The radio hackers in the audience will be familiar with a spectrogram display, but for the uninitiated, it’s basically a visual representation of how a range of frequencies are changing with time. Usually such a display is used to identify a clear transmission in a sea of noise, but with the right software, it’s possible to generate a signal that shows up as text or an image when viewed as a spectrogram. Musicians even occasionally use the technique to hide images in their songs. Unfortunately, the audio side of such a trick generally sounds like gibberish to human ears.
Or at least, it used to. Students from the University of Michigan have found a way to use diffusion models to not only create a spectrogram image for a given prompt, but to do it with audio that actually makes sense given what the image shows. So for example if you asked for a spectrogram of a race car, you might get an audio track that sounds like a revving engine.
The first step of the technique is easy enough — two separate pre-trained models are used, Stable Diffusion to create the image, and Auffusion4 to produce the audio. The results are then combined via weighted average, and enter into an iterative denoising process to refine the end result. Normally the process produces a grayscale image, but as the paper explains, a third model can be kicked in to produce a more visually pleasing result without impacting the audio itself.
Ultimately, neither the visual nor audio component is perfect. But they both get close enough that you get the idea, and that alone is pretty impressive. We won’t hazard to guess what practical applications exist for this technique, but the paper does hint at some potential use for steganography. Perhaps something to keep in mind the next time we try to hide data in an episode of the Hackaday Podcast.
That is quite interesting. But I must disagree with this statement:
” Unfortunately, the audio side of such a trick generally sounds like gibberish to human ears.
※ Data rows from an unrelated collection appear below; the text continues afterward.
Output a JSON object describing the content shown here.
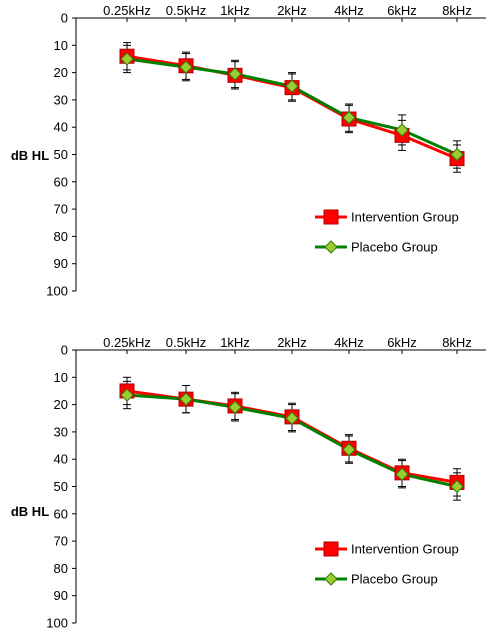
{
  "chart_data": [
    {
      "type": "line",
      "ylabel": "dB HL",
      "ylim": [
        0,
        100
      ],
      "y_inverted": true,
      "yticks": [
        "0",
        "10",
        "20",
        "30",
        "40",
        "50",
        "60",
        "70",
        "80",
        "90",
        "100"
      ],
      "categories": [
        "0.25kHz",
        "0.5kHz",
        "1kHz",
        "2kHz",
        "4kHz",
        "6kHz",
        "8kHz"
      ],
      "x_axis_position": "top",
      "grid": false,
      "legend_position": "bottom-right",
      "series": [
        {
          "name": "Intervention Group",
          "color": "#ff0000",
          "marker": "square",
          "values": [
            14,
            17.5,
            21,
            25.5,
            37,
            43,
            51.5
          ],
          "errors": [
            5,
            5,
            5,
            5,
            5,
            5.5,
            5
          ]
        },
        {
          "name": "Placebo Group",
          "color": "#008000",
          "marker": "diamond",
          "values": [
            15,
            18,
            20.5,
            25,
            36.5,
            41,
            50
          ],
          "errors": [
            5,
            5,
            5,
            5,
            5,
            5.5,
            5
          ]
        }
      ]
    },
    {
      "type": "line",
      "ylabel": "dB HL",
      "ylim": [
        0,
        100
      ],
      "y_inverted": true,
      "yticks": [
        "0",
        "10",
        "20",
        "30",
        "40",
        "50",
        "60",
        "70",
        "80",
        "90",
        "100"
      ],
      "categories": [
        "0.25kHz",
        "0.5kHz",
        "1kHz",
        "2kHz",
        "4kHz",
        "6kHz",
        "8kHz"
      ],
      "x_axis_position": "top",
      "grid": false,
      "legend_position": "bottom-right",
      "series": [
        {
          "name": "Intervention Group",
          "color": "#ff0000",
          "marker": "square",
          "values": [
            15,
            18,
            20.5,
            24.5,
            36,
            45,
            48.5
          ],
          "errors": [
            5,
            5,
            5,
            5,
            5,
            5,
            5
          ]
        },
        {
          "name": "Placebo Group",
          "color": "#008000",
          "marker": "diamond",
          "values": [
            16.5,
            18,
            21,
            25,
            36.5,
            45.5,
            50
          ],
          "errors": [
            5,
            5,
            5,
            5,
            5,
            5,
            5
          ]
        }
      ]
    }
  ]
}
Or at least, it used to.”
Software inserting visuals into music spectrogram was available in at least late ’90. I remember Richard D. James (Aphex Twin) did that on his track “ΔMi−1 = −αΣn=1NDi[n][Σj∈C[i]Fji[n − 1] + Fexti[n−1]]” (also known as “formula”) where he hid his distorted face image – that was 1999. I know – for some that track “sounds like gibberish” but I swear it’s music ;-) Also he was not the only one.
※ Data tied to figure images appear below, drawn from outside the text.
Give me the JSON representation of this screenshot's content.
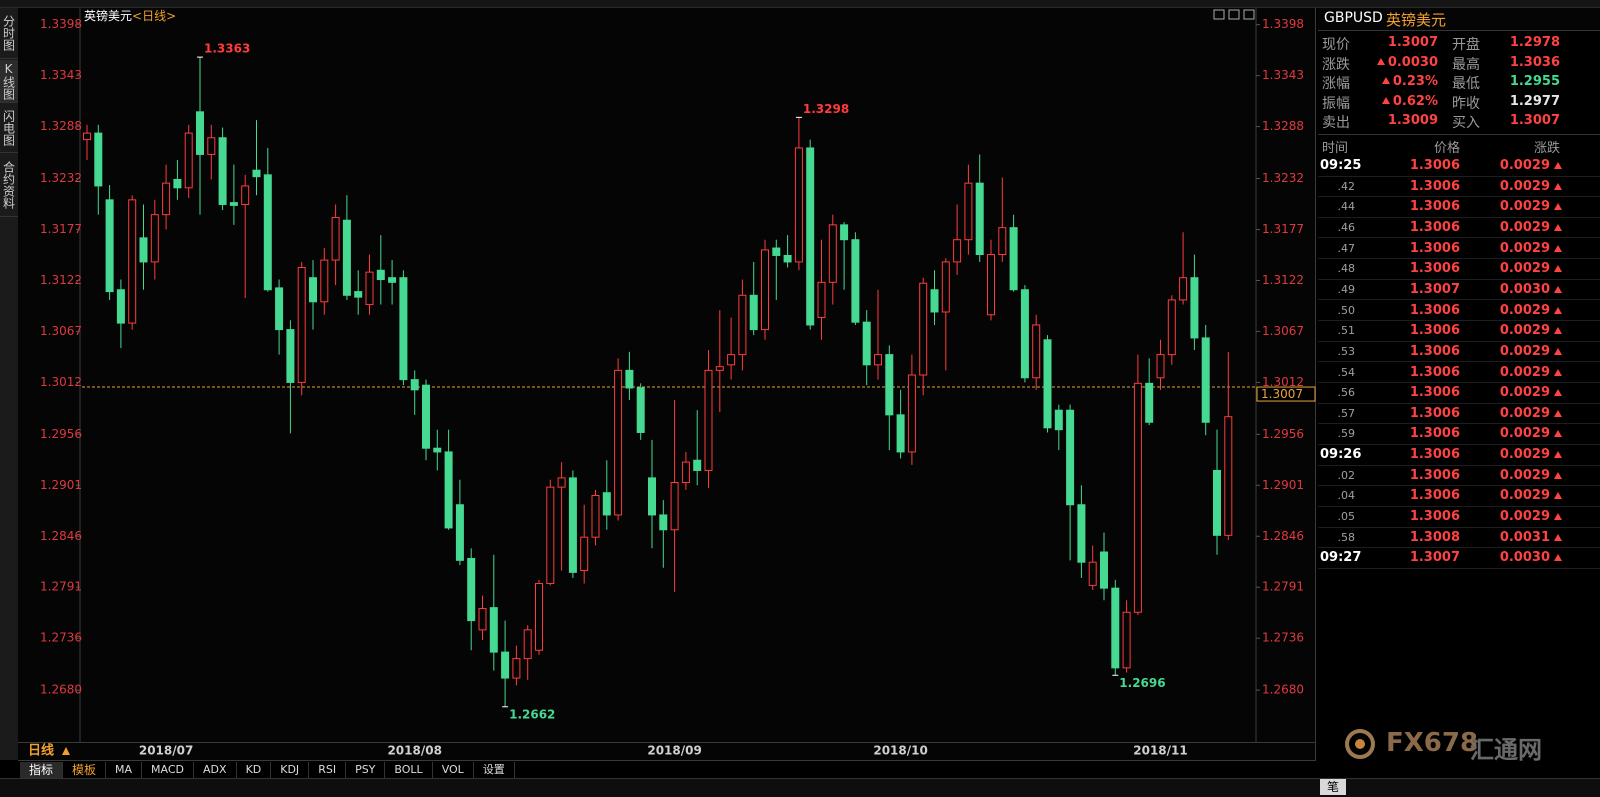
{
  "sidebar": {
    "tabs": [
      "分时图",
      "K线图",
      "闪电图",
      "合约资料"
    ]
  },
  "chart_data": {
    "type": "candlestick",
    "title": "英镑美元",
    "period": "<日线>",
    "categories": [
      null,
      null,
      null,
      null,
      null,
      null,
      null,
      "2018/07",
      null,
      null,
      null,
      null,
      null,
      null,
      null,
      null,
      null,
      null,
      null,
      null,
      null,
      null,
      null,
      null,
      null,
      null,
      null,
      null,
      null,
      "2018/08",
      null,
      null,
      null,
      null,
      null,
      null,
      null,
      null,
      null,
      null,
      null,
      null,
      null,
      null,
      null,
      null,
      null,
      null,
      null,
      null,
      null,
      null,
      "2018/09",
      null,
      null,
      null,
      null,
      null,
      null,
      null,
      null,
      null,
      null,
      null,
      null,
      null,
      null,
      null,
      null,
      null,
      null,
      null,
      "2018/10",
      null,
      null,
      null,
      null,
      null,
      null,
      null,
      null,
      null,
      null,
      null,
      null,
      null,
      null,
      null,
      null,
      null,
      null,
      null,
      null,
      null,
      null,
      "2018/11",
      null,
      null,
      null,
      null,
      null,
      null
    ],
    "open": [
      1.3274,
      1.3281,
      1.3209,
      1.3112,
      1.3076,
      1.3168,
      1.3142,
      1.3193,
      1.3231,
      1.3222,
      1.3304,
      1.3258,
      1.3276,
      1.3206,
      1.3204,
      1.3241,
      1.3236,
      1.3114,
      1.3069,
      1.3012,
      1.3125,
      1.3099,
      1.3144,
      1.3187,
      1.311,
      1.3096,
      1.3133,
      1.3125,
      1.3125,
      1.3015,
      1.3009,
      1.2941,
      1.2937,
      1.288,
      1.2822,
      1.2745,
      1.2769,
      1.2721,
      1.2693,
      1.2714,
      1.2723,
      1.2795,
      1.2899,
      1.2909,
      1.2809,
      1.2845,
      1.2893,
      1.2869,
      1.3025,
      1.3006,
      1.2909,
      1.2869,
      1.2853,
      1.2904,
      1.2928,
      1.2917,
      1.3025,
      1.3031,
      1.3042,
      1.3106,
      1.3069,
      1.3157,
      1.3149,
      1.3142,
      1.3265,
      1.3082,
      1.312,
      1.3182,
      1.3166,
      1.3077,
      1.3031,
      1.3042,
      1.2977,
      1.2937,
      1.302,
      1.3112,
      1.3088,
      1.3142,
      1.3166,
      1.3227,
      1.3085,
      1.315,
      1.3179,
      1.3112,
      1.3017,
      1.3058,
      1.2982,
      1.2982,
      1.288,
      1.2793,
      1.2829,
      1.279,
      1.2704,
      1.2764,
      1.3011,
      1.3017,
      1.3042,
      1.3101,
      1.3125,
      1.306,
      1.2917,
      1.2847
    ],
    "high": [
      1.329,
      1.329,
      1.3225,
      1.3123,
      1.3214,
      1.3204,
      1.3209,
      1.3247,
      1.3252,
      1.329,
      1.3363,
      1.329,
      1.3287,
      1.3247,
      1.3236,
      1.3295,
      1.3265,
      1.3123,
      1.3079,
      1.3142,
      1.3144,
      1.3157,
      1.3204,
      1.3214,
      1.3133,
      1.315,
      1.3171,
      1.3144,
      1.3133,
      1.3025,
      1.3015,
      1.2961,
      1.2961,
      1.2907,
      1.2833,
      1.2782,
      1.2826,
      1.2755,
      1.2728,
      1.275,
      1.2799,
      1.2907,
      1.2926,
      1.2917,
      1.288,
      1.2896,
      1.2928,
      1.3038,
      1.3045,
      1.3011,
      1.295,
      1.2885,
      1.2993,
      1.2937,
      1.2982,
      1.3047,
      1.309,
      1.3082,
      1.3123,
      1.3142,
      1.3166,
      1.3166,
      1.3171,
      1.3298,
      1.3274,
      1.3166,
      1.3193,
      1.3185,
      1.3174,
      1.309,
      1.3112,
      1.3052,
      1.3004,
      1.3042,
      1.3125,
      1.3133,
      1.3146,
      1.3204,
      1.3247,
      1.3258,
      1.3166,
      1.3233,
      1.3193,
      1.3117,
      1.3085,
      1.3063,
      1.2988,
      1.2988,
      1.2901,
      1.2836,
      1.285,
      1.2799,
      1.2777,
      1.3042,
      1.3038,
      1.3058,
      1.3106,
      1.3174,
      1.315,
      1.3074,
      1.2961,
      1.3045
    ],
    "low": [
      1.3252,
      1.3193,
      1.3101,
      1.3049,
      1.3069,
      1.3112,
      1.3123,
      1.3177,
      1.3209,
      1.3211,
      1.3193,
      1.3231,
      1.3198,
      1.3182,
      1.3103,
      1.3214,
      1.311,
      1.3042,
      1.2957,
      1.2998,
      1.3069,
      1.3085,
      1.3117,
      1.3101,
      1.3085,
      1.3085,
      1.3096,
      1.3096,
      1.3009,
      1.2977,
      1.2928,
      1.2917,
      1.2853,
      1.2815,
      1.2723,
      1.2734,
      1.2701,
      1.2662,
      1.2685,
      1.2691,
      1.2718,
      1.2793,
      1.2809,
      1.2801,
      1.2795,
      1.2836,
      1.2853,
      1.2863,
      1.2993,
      1.295,
      1.2833,
      1.2812,
      1.2786,
      1.2896,
      1.2901,
      1.2898,
      1.298,
      1.3015,
      1.3025,
      1.3063,
      1.3058,
      1.3101,
      1.3136,
      1.3133,
      1.3069,
      1.3058,
      1.3096,
      1.3112,
      1.3074,
      1.3009,
      1.3015,
      1.2939,
      1.293,
      1.2923,
      1.2998,
      1.3074,
      1.3025,
      1.3128,
      1.315,
      1.3142,
      1.3079,
      1.3142,
      1.311,
      1.3012,
      1.3004,
      1.2958,
      1.2939,
      1.282,
      1.2801,
      1.2788,
      1.2777,
      1.2696,
      1.2699,
      1.2761,
      1.2966,
      1.3004,
      1.3031,
      1.3096,
      1.3047,
      1.2955,
      1.2826,
      1.2842
    ],
    "close": [
      1.3281,
      1.3224,
      1.311,
      1.3076,
      1.3209,
      1.3142,
      1.3193,
      1.3227,
      1.3222,
      1.3281,
      1.3258,
      1.3276,
      1.3204,
      1.3203,
      1.3224,
      1.3234,
      1.3112,
      1.3069,
      1.3012,
      1.3136,
      1.3099,
      1.3144,
      1.319,
      1.3106,
      1.3104,
      1.3131,
      1.3123,
      1.312,
      1.3015,
      1.3004,
      1.2941,
      1.2937,
      1.2855,
      1.282,
      1.2755,
      1.2768,
      1.2721,
      1.2693,
      1.2714,
      1.2745,
      1.2795,
      1.2899,
      1.2909,
      1.2807,
      1.2845,
      1.289,
      1.2869,
      1.3025,
      1.3006,
      1.2958,
      1.2869,
      1.2853,
      1.2904,
      1.2926,
      1.2917,
      1.3025,
      1.3029,
      1.3042,
      1.3106,
      1.3069,
      1.3155,
      1.3149,
      1.3142,
      1.3265,
      1.3074,
      1.312,
      1.3182,
      1.3166,
      1.3077,
      1.3031,
      1.3042,
      1.2977,
      1.2937,
      1.302,
      1.3119,
      1.3088,
      1.3142,
      1.3166,
      1.3227,
      1.315,
      1.315,
      1.3179,
      1.3112,
      1.3017,
      1.3074,
      1.2963,
      1.2961,
      1.288,
      1.2818,
      1.2818,
      1.279,
      1.2704,
      1.2764,
      1.3011,
      1.2969,
      1.3042,
      1.3101,
      1.3125,
      1.306,
      1.2969,
      1.2847,
      1.2975
    ],
    "up_color": "#ff3b3b",
    "down_color": "#45d992",
    "ylim": [
      1.2624,
      1.3416
    ],
    "yticks": [
      1.3398,
      1.3343,
      1.3288,
      1.3232,
      1.3177,
      1.3122,
      1.3067,
      1.3012,
      1.2956,
      1.2901,
      1.2846,
      1.2791,
      1.2736,
      {
        "value": 1.268,
        "label": "1.2680"
      }
    ],
    "last_price": 1.3007,
    "last_price_color": "#e8a33c"
  },
  "period_button": "日线",
  "toolbar": [
    "指标",
    "模板",
    "MA",
    "MACD",
    "ADX",
    "KD",
    "KDJ",
    "RSI",
    "PSY",
    "BOLL",
    "VOL",
    "设置"
  ],
  "quote_panel": {
    "symbol": "GBPUSD",
    "name": "英镑美元",
    "quotes": [
      {
        "label": "现价",
        "value": "1.3007",
        "color": "#ff4242"
      },
      {
        "label": "开盘",
        "value": "1.2978",
        "color": "#ff4242"
      },
      {
        "label": "涨跌",
        "value": "0.0030",
        "color": "#ff4242",
        "trend": "up"
      },
      {
        "label": "最高",
        "value": "1.3036",
        "color": "#ff4242"
      },
      {
        "label": "涨幅",
        "value": "0.23%",
        "color": "#ff4242",
        "trend": "up"
      },
      {
        "label": "最低",
        "value": "1.2955",
        "color": "#45d992"
      },
      {
        "label": "振幅",
        "value": "0.62%",
        "color": "#ff4242",
        "trend": "up"
      },
      {
        "label": "昨收",
        "value": "1.2977",
        "color": "#e6e6e6"
      },
      {
        "label": "卖出",
        "value": "1.3009",
        "color": "#ff4242"
      },
      {
        "label": "买入",
        "value": "1.3007",
        "color": "#ff4242"
      }
    ],
    "ticks_header": [
      "时间",
      "价格",
      "涨跌"
    ],
    "ticks": [
      {
        "time": "09:25",
        "price": "1.3006",
        "change": "0.0029"
      },
      {
        "time": ".42",
        "price": "1.3006",
        "change": "0.0029"
      },
      {
        "time": ".44",
        "price": "1.3006",
        "change": "0.0029"
      },
      {
        "time": ".46",
        "price": "1.3006",
        "change": "0.0029"
      },
      {
        "time": ".47",
        "price": "1.3006",
        "change": "0.0029"
      },
      {
        "time": ".48",
        "price": "1.3006",
        "change": "0.0029"
      },
      {
        "time": ".49",
        "price": "1.3007",
        "change": "0.0030"
      },
      {
        "time": ".50",
        "price": "1.3006",
        "change": "0.0029"
      },
      {
        "time": ".51",
        "price": "1.3006",
        "change": "0.0029"
      },
      {
        "time": ".53",
        "price": "1.3006",
        "change": "0.0029"
      },
      {
        "time": ".54",
        "price": "1.3006",
        "change": "0.0029"
      },
      {
        "time": ".56",
        "price": "1.3006",
        "change": "0.0029"
      },
      {
        "time": ".57",
        "price": "1.3006",
        "change": "0.0029"
      },
      {
        "time": ".59",
        "price": "1.3006",
        "change": "0.0029"
      },
      {
        "time": "09:26",
        "price": "1.3006",
        "change": "0.0029"
      },
      {
        "time": ".02",
        "price": "1.3006",
        "change": "0.0029"
      },
      {
        "time": ".04",
        "price": "1.3006",
        "change": "0.0029"
      },
      {
        "time": ".05",
        "price": "1.3006",
        "change": "0.0029"
      },
      {
        "time": ".58",
        "price": "1.3008",
        "change": "0.0031"
      },
      {
        "time": "09:27",
        "price": "1.3007",
        "change": "0.0030"
      }
    ]
  },
  "bottom_tab": "笔",
  "watermark": {
    "brand": "FX678",
    "name": "汇通网"
  }
}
Aphex Twin loves a spectrogram – the weird sound at the end of Windlowlicker (which is probably the most “mainstream” track of his) is one too and although it’s not exactly musical it’s certainly not gibberish or noise:
https://youtu.be/MGPg713A_LM?t=357
Never let it be said that the Hackaday commenters will allow a little thing like having a point get in the way of them of being argumentative…
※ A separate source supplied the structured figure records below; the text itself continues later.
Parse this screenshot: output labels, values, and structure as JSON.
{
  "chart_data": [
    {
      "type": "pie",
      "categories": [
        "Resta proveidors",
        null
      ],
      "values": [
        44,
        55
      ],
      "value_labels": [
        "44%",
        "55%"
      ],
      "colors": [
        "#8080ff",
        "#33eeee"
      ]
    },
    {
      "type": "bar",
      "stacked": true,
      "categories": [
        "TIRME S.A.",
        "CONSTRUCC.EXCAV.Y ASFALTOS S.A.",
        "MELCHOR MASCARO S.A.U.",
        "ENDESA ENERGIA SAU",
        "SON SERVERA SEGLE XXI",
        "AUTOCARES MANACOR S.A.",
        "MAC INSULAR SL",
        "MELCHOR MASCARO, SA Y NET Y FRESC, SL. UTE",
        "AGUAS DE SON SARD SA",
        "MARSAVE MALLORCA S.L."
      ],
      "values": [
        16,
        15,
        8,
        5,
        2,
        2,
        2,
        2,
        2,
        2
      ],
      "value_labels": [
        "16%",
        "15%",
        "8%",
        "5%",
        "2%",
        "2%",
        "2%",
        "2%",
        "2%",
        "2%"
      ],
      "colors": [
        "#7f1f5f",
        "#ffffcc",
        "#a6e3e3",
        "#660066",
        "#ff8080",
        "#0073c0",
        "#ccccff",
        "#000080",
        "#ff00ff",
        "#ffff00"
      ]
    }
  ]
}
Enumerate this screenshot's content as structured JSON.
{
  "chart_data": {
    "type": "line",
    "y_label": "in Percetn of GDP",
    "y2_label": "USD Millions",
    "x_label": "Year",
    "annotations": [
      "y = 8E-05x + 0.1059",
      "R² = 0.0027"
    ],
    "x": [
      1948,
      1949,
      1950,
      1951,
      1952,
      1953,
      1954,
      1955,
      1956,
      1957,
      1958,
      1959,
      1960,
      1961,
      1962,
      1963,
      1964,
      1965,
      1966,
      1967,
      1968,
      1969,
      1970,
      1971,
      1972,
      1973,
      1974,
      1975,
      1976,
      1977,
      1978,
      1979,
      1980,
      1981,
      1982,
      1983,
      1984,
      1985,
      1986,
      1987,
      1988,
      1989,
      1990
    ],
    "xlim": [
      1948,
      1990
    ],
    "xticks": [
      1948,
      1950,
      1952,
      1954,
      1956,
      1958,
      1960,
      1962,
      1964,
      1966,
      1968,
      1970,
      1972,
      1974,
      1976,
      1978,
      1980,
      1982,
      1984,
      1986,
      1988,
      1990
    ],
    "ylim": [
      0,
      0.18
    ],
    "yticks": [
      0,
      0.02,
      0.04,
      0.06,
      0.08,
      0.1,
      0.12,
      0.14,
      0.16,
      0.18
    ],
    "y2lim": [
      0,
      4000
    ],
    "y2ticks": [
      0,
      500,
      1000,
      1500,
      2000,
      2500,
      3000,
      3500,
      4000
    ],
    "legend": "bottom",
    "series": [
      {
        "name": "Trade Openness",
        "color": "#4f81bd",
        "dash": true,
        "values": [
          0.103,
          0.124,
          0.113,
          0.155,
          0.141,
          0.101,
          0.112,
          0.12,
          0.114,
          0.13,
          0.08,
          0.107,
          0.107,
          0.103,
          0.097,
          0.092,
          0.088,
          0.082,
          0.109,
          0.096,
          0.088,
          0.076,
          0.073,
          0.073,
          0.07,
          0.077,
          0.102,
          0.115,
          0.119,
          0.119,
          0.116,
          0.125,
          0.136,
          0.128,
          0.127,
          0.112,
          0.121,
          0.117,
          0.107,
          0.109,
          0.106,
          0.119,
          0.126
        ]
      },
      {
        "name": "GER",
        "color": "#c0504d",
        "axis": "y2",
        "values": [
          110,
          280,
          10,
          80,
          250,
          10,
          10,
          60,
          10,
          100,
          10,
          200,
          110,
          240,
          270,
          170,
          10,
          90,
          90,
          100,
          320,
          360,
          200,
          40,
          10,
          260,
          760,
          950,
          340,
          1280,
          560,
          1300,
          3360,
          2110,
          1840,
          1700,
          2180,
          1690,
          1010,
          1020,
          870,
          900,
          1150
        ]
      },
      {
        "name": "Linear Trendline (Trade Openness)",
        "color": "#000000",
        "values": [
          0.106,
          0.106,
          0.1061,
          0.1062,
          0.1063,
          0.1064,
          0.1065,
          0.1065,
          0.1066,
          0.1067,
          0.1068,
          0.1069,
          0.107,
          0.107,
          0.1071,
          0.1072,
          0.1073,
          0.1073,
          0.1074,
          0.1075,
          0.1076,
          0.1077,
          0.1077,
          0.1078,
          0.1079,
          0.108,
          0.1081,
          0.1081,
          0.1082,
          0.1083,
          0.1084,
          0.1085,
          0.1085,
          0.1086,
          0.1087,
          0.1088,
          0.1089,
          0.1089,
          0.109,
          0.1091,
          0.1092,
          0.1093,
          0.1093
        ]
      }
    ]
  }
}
This literally sounds like a 56K modem, it’s the definition of gibberish digital noise.
But can it be trained to reverse engineer the shape of an airplane by listening the to sound of its wake?
oooh
I’m imagining setting up a wide spectrographic display with a persistence of a few seconds, and feeding a loop of these sounds into it. Wall art for the über-nerd!
Audio watermarking is going to be a lot more obvious now.